Tarik Ulur Paradigma Baru Hukum Wakaf, Dari Ritual Menuju Komersial
Mengenang Prof. Uswatun Hasanah:

Tarik Ulur Paradigma Baru Hukum Wakaf, Dari Ritual Menuju Komersial

UU Wakaf telah menganut konsep wakaf produktif bagi kesejahteraan sosial. Potensi wakaf sangat besar.

Norman Edwin Elnizar
Bacaan 2 Menit
Diskusi tentang wakaf untuk mengenang kiprah Prof. Uswatun Hasanah di kampus FH UI, Jum'at (03/5). Foto: EDWIN
Diskusi tentang wakaf untuk mengenang kiprah Prof. Uswatun Hasanah di kampus FH UI, Jum'at (03/5). Foto: EDWIN

Wakaf kerap kali dipahami sebatas perbuatan hukum dalam ritual ibadah milik umat Islam. Padahal, wakaf dapat menjadi instrumen keuangan bernilai komersial yang meningkatkan kesejahteraan masyarakat luas.

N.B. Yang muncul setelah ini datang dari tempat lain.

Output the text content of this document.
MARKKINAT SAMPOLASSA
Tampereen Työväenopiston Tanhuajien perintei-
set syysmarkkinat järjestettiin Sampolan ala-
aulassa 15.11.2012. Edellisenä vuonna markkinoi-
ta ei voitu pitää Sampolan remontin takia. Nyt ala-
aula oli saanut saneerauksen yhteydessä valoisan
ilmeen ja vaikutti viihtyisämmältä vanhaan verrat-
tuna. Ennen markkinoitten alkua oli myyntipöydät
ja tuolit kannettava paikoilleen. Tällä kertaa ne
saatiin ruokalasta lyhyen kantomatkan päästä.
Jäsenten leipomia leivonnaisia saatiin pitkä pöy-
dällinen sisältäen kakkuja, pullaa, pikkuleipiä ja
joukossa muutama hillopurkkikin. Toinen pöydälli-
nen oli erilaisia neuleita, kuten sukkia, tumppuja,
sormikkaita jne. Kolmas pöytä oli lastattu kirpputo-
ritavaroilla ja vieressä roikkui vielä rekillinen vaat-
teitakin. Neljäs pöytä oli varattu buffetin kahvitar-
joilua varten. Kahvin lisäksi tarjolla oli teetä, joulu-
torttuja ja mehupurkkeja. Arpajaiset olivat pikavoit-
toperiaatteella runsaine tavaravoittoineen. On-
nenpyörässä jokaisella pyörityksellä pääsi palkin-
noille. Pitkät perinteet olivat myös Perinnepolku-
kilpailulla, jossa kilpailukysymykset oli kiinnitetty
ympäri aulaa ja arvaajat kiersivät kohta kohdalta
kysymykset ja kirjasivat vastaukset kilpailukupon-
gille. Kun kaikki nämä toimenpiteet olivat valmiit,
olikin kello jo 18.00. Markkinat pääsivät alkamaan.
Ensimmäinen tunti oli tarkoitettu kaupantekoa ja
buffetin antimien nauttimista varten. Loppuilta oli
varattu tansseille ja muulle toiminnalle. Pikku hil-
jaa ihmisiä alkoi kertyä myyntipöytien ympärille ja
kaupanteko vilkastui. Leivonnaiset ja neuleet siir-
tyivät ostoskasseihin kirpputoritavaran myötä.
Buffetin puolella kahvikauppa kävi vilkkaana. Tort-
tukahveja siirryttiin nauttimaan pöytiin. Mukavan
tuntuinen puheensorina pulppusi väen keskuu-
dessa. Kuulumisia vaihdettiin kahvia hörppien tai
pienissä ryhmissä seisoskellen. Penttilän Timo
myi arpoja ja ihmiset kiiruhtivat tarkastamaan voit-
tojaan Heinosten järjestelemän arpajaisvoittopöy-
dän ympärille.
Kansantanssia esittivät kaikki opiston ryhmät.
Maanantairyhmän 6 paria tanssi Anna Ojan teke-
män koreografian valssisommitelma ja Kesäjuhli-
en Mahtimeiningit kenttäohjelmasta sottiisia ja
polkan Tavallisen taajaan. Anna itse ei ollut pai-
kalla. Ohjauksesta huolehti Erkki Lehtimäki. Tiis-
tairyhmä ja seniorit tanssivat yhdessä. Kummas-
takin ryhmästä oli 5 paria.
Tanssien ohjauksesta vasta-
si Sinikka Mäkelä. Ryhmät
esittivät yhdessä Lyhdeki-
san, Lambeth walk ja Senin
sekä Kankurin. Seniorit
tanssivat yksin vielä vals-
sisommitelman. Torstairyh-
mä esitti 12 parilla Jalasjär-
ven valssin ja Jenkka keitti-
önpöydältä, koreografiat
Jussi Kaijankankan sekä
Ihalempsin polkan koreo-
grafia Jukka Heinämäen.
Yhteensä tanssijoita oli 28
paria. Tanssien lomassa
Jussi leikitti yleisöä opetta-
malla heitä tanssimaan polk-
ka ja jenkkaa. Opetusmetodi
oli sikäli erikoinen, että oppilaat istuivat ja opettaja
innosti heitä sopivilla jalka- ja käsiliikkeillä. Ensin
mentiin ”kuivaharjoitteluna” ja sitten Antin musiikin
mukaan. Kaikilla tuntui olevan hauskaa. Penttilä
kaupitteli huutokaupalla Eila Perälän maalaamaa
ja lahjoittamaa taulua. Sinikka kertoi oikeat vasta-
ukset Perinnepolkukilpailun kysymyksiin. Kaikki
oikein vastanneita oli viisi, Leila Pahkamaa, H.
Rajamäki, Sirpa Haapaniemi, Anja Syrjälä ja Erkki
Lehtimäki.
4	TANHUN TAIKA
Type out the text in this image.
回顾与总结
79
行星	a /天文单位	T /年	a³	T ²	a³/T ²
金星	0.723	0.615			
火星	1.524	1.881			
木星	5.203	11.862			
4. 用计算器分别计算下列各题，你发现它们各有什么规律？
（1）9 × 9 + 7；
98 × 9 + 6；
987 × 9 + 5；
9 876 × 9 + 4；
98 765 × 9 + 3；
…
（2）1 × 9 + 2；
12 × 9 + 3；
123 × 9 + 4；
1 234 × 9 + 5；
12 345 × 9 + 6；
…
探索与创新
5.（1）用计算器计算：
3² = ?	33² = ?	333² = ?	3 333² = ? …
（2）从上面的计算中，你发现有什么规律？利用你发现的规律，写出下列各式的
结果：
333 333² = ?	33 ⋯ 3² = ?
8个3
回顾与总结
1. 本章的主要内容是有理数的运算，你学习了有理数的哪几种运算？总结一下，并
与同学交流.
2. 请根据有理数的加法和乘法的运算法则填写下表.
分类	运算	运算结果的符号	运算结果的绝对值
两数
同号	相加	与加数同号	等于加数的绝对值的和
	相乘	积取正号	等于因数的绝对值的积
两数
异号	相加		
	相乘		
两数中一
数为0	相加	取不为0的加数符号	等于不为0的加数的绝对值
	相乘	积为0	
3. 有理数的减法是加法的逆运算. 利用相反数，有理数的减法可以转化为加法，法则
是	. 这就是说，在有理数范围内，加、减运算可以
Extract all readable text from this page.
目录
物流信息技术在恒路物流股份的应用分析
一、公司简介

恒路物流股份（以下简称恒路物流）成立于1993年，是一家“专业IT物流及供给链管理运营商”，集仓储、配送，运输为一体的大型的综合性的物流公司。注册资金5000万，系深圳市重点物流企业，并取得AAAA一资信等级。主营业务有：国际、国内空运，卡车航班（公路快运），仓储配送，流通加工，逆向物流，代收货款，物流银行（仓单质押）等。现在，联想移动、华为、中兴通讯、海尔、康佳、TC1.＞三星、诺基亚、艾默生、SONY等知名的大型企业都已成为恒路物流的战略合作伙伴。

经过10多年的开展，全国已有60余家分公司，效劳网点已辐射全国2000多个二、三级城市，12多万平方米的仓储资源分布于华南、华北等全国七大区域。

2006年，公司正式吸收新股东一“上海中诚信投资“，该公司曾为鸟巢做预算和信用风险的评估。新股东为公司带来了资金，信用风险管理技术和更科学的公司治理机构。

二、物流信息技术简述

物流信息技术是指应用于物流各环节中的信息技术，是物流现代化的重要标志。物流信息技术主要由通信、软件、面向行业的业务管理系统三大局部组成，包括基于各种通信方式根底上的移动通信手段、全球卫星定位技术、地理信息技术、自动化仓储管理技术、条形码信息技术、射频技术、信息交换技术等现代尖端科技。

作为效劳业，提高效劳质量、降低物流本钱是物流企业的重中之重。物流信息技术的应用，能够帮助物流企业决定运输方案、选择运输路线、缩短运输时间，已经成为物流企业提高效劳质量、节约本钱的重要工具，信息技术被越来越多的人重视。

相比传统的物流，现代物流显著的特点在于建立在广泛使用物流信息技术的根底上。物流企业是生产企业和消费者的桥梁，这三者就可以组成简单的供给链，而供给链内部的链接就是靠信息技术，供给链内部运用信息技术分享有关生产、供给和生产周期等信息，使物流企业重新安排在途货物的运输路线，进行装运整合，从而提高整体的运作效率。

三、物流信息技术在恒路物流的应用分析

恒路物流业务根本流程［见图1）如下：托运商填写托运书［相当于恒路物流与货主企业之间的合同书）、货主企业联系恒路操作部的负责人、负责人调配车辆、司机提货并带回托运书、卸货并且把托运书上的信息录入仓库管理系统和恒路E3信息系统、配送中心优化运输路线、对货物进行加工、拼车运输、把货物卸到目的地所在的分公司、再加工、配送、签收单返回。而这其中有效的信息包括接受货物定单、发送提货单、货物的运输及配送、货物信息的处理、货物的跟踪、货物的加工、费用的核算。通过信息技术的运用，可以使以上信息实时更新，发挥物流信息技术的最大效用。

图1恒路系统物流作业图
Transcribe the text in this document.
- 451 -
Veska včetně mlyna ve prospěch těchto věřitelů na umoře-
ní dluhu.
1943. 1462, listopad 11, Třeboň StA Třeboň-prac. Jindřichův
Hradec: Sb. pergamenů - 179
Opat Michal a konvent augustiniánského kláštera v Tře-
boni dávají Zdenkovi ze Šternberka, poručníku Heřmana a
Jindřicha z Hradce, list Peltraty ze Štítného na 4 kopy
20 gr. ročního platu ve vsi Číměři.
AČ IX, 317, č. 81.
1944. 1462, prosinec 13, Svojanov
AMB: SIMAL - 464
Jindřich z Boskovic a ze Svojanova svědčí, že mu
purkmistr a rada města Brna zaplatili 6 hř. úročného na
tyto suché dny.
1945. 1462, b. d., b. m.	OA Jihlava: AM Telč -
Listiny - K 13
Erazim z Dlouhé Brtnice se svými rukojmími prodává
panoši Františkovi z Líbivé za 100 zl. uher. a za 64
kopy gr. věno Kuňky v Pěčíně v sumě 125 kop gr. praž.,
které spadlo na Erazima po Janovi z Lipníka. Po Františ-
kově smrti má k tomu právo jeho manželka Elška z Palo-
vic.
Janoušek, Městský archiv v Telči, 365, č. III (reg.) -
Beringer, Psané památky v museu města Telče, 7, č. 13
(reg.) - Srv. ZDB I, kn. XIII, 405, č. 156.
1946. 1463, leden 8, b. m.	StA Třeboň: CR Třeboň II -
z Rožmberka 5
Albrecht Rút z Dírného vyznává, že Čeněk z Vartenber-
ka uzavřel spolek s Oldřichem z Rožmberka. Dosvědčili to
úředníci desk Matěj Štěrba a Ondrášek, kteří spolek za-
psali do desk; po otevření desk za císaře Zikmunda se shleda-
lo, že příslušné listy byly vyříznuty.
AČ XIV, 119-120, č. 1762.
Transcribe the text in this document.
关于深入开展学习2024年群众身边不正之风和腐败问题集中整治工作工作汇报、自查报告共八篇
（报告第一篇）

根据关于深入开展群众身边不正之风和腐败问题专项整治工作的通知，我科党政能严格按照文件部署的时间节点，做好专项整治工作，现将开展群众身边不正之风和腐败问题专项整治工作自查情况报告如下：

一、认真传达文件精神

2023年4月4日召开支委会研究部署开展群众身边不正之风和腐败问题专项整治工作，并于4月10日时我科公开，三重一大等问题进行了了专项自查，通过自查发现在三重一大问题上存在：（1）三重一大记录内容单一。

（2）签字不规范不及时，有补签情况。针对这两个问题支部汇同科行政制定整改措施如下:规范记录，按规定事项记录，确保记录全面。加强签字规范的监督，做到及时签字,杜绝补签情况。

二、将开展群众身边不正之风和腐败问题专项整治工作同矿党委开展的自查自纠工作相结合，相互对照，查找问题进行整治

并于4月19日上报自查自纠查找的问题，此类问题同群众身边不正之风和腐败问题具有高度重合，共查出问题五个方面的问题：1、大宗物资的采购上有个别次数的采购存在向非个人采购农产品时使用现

Potensi komersial ini bahkan sudah lama dituangkan dalam UU No. 41 tahun 2004 tentang Wakaf (UU Wakaf) dan digagas secara akademik antara lain Guru Besar Fakultas Hukum UI, Uswatun Hasanah.

“Filosofi wakaf itu sebenarnya pengelolaan aset produktif untuk kepentingan publik,” kata anggota Badan Wakaf Indonesia (BWI), Iwan Agustiawan Fuad dalam diskusi publik  bertema ‘Peluang dan Tantangan Wakaf di Era 4.0’, Jumat (3/5). Acara ini diselenggarakan Lembaga Kajian Islam dan Hukum Islam Fakultas Hukum Universitas Indonesia (LKIHI FHUI) dalam rangka mengenang wafatnya Guru Besar Hukum Islam Fakultas Hukum Universitas Indonesia, Prof.Uswatun Hasanah pada 6 April April lalu.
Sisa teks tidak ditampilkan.